Resistance to cancer drugs is a complex phenomenon which could be influenced by in vitro conditions. However, tumour-derived cell cultures are routinely used for studies related to mechanisms of drug responsiveness or the search for new therapeutic approaches. The purpose of our work was to identify the potential differences in drug resistance and response to treatment of glioblastoma with the use of three in vitro models: traditional adherent culture, serum-free spheroid culture and novel adherent serum-free culture. The experimental models were evaluated according to ‘stemness state‘ and epithelial-to-mesenchymal transition (EMT) status, invasion capability and their expression pattern of genes related to the phenomenon of tumour drug resistance. Additionally, the response to drug treatments of three different culture models was compared with regard to the type of cell death. Multi-gene expression profiling revealed differences between examined culture types with regard to the expression pattern of the selected genes. Functionally, the examined genes were related to drug resistance and metabolism, DNA damage and repair and cell cycle control, and included potential therapeutic targets.
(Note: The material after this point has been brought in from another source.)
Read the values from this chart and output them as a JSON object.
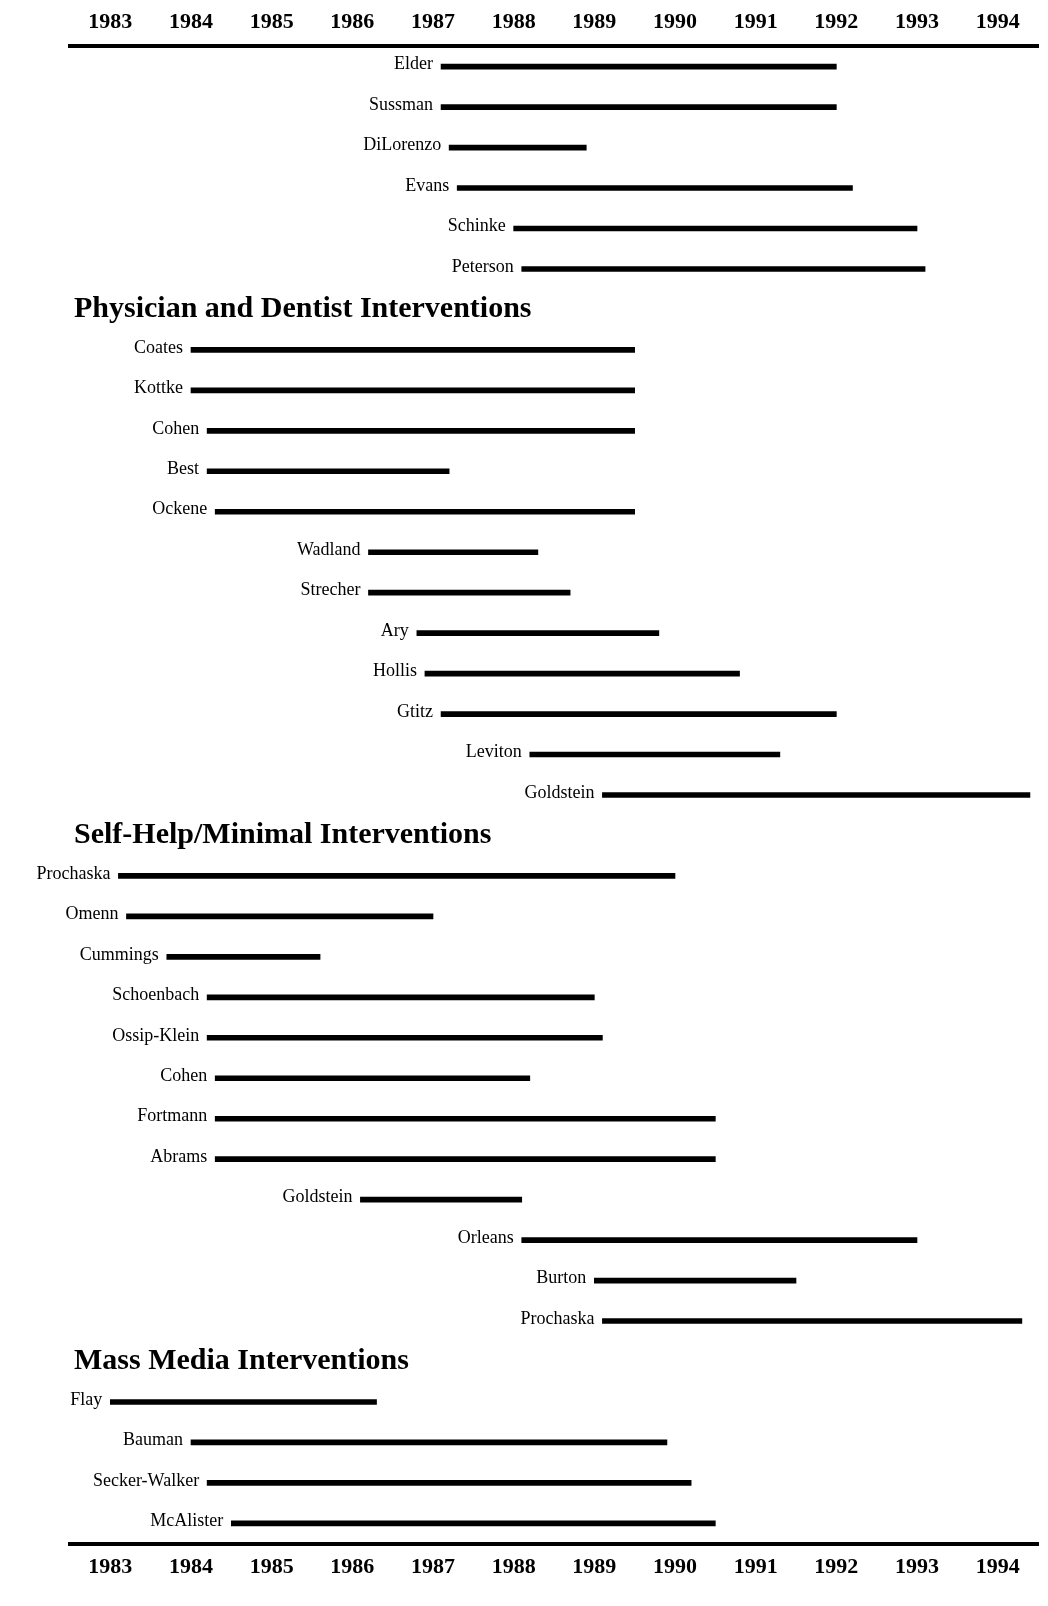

Cytotoxicity analyses confirmed that environmental factors can influence not only the molecular background of glioblastoma drug-resistance and efficiency of treatment, but also the mechanisms/pathways of cell death, which was reflected by a distinct intensification of apoptosis and autophagy observed in particular culture models. Our results suggest that parallel exploitation of different in vitro experimental models can be used to reveal the spectrum of cancer cell resistance capability, especially regarding intra-heterogeneous glioblastomas.